Brief motorcycling history:
From infancy through adolescence I traveled with my father Todd as he pursued vintage roadracing championships around the country, in Canada and even Europe. As soon as I could walk I started riding a Honda Z50, but became frustrated with the centrifugal clutch-it wouldn't let me replicate the exhilarating sound of wide-open upshifts I heard my dad do on track-so I moved up to a Yamaha YZ80. After numerous noise complaints from the neighbors, I got a much quieter Suzuki DR100. When my dad got hurt at Seats Point in 1999 my interests changed, and I didn't get back into bikes until 2005 at age 19. I decided to fix up the '83 Honda VT500 Ascot that was buried in my parents' basement, and got hooked on street riding. Soon after I bought a Suzuki Bandit 600, and with winter approaching made the decision to bail on school and hit the road, spending the next six months and all my savings cruising the back roads of America. That was a way better education than I would have gotten in college! I ended my tour in California, quickly put down roots and wrote about the experience for Motorcyclist. I tried my hand at roadracing until I went broke, and then was miraculously hired by the magazine!

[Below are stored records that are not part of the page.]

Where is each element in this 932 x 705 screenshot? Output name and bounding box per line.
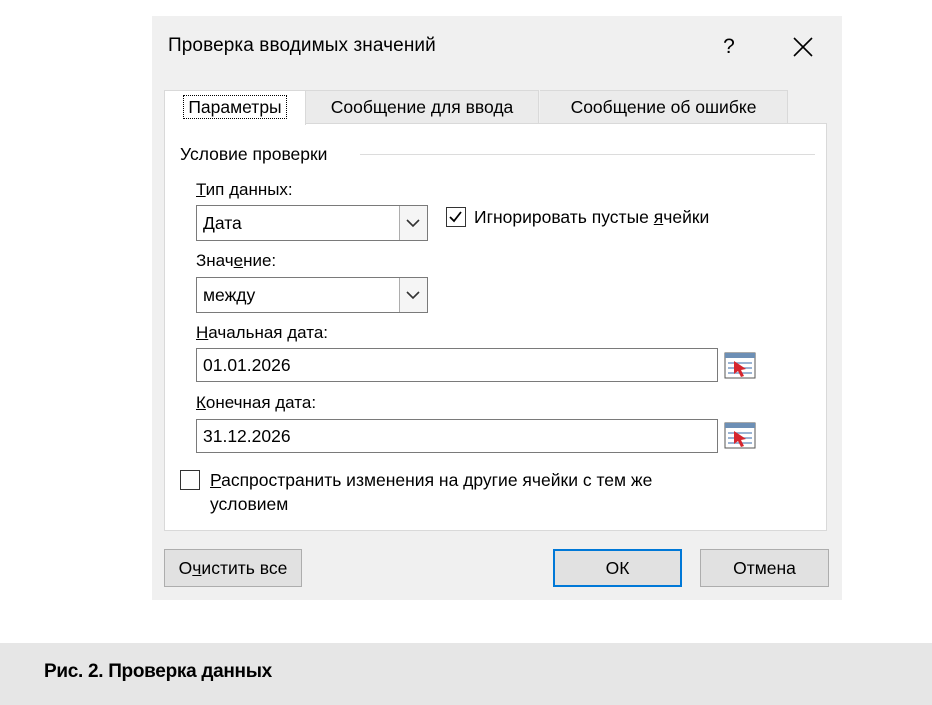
close-button[interactable]: [786, 30, 820, 64]
tab-error-alert-label: Сообщение об ошибке: [570, 97, 757, 117]
tab-settings-label: Параметры: [183, 95, 287, 119]
value-dropdown-value: между: [203, 285, 256, 305]
start-date-value: 01.01.2026: [203, 355, 291, 375]
data-validation-dialog: Проверка вводимых значений ? Параметры С…: [152, 16, 842, 600]
ok-button[interactable]: ОК: [553, 549, 682, 587]
tab-settings[interactable]: Параметры: [164, 90, 306, 125]
end-date-input[interactable]: 31.12.2026: [196, 419, 718, 453]
apply-to-all-checkbox[interactable]: [180, 470, 200, 490]
ignore-blank-checkbox[interactable]: [446, 207, 466, 227]
data-type-label: Тип данных:: [196, 180, 293, 199]
value-label: Значение:: [196, 251, 277, 270]
dialog-title: Проверка вводимых значений: [168, 35, 436, 56]
group-divider: [360, 154, 815, 155]
close-icon: [793, 37, 813, 57]
clear-all-button[interactable]: Очистить все: [164, 549, 302, 587]
range-picker-icon[interactable]: [724, 352, 756, 379]
cancel-button[interactable]: Отмена: [700, 549, 829, 587]
tab-input-message-label: Сообщение для ввода: [330, 97, 514, 117]
figure-caption: Рис. 2. Проверка данных: [44, 661, 272, 682]
tab-input-message[interactable]: Сообщение для ввода: [306, 90, 539, 124]
chevron-down-icon[interactable]: [399, 278, 427, 312]
checkmark-icon: [449, 211, 462, 223]
end-date-label: Конечная дата:: [196, 393, 317, 412]
range-picker-icon[interactable]: [724, 422, 756, 449]
end-date-value: 31.12.2026: [203, 426, 291, 446]
value-dropdown[interactable]: между: [196, 277, 428, 313]
help-button[interactable]: ?: [714, 30, 744, 64]
apply-to-all-line1: Распространить изменения на другие ячейк…: [210, 470, 653, 490]
data-type-dropdown[interactable]: Дата: [196, 205, 428, 241]
data-type-value: Дата: [203, 213, 242, 233]
chevron-down-icon[interactable]: [399, 206, 427, 240]
apply-to-all-label: Распространить изменения на другие ячейк…: [210, 468, 652, 516]
apply-to-all-line2: условием: [210, 494, 289, 514]
figure-caption-bar: Рис. 2. Проверка данных: [0, 643, 932, 705]
ignore-blank-label: Игнорировать пустые ячейки: [474, 207, 710, 227]
group-title: Условие проверки: [180, 144, 328, 164]
start-date-input[interactable]: 01.01.2026: [196, 348, 718, 382]
tab-error-alert[interactable]: Сообщение об ошибке: [540, 90, 788, 124]
start-date-label: Начальная дата:: [196, 323, 328, 342]
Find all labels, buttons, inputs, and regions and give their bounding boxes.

Best experience in motojournalism:
In the brief time I've been a journo, I've had enough once-in-a-lifetime experiences to satisfy me for the rest of my riding days. The press launches are unreal, with the opportunity to ride brand-new sportbikes on world-class racetracks in exotic locations. I've gotten to bowl with Gary Nixon, chase Jay Springsteen around a mini-oval and take a Ducati 1098S for a ride through the mountains. But the best part of the job is a recurring one: the part of a photo shoot when the photographer yells, "Now do a wheelie!"
Worst experience in motojournalism:
Crashing the magazine's Suzuki GSX-R750-before I was even hired!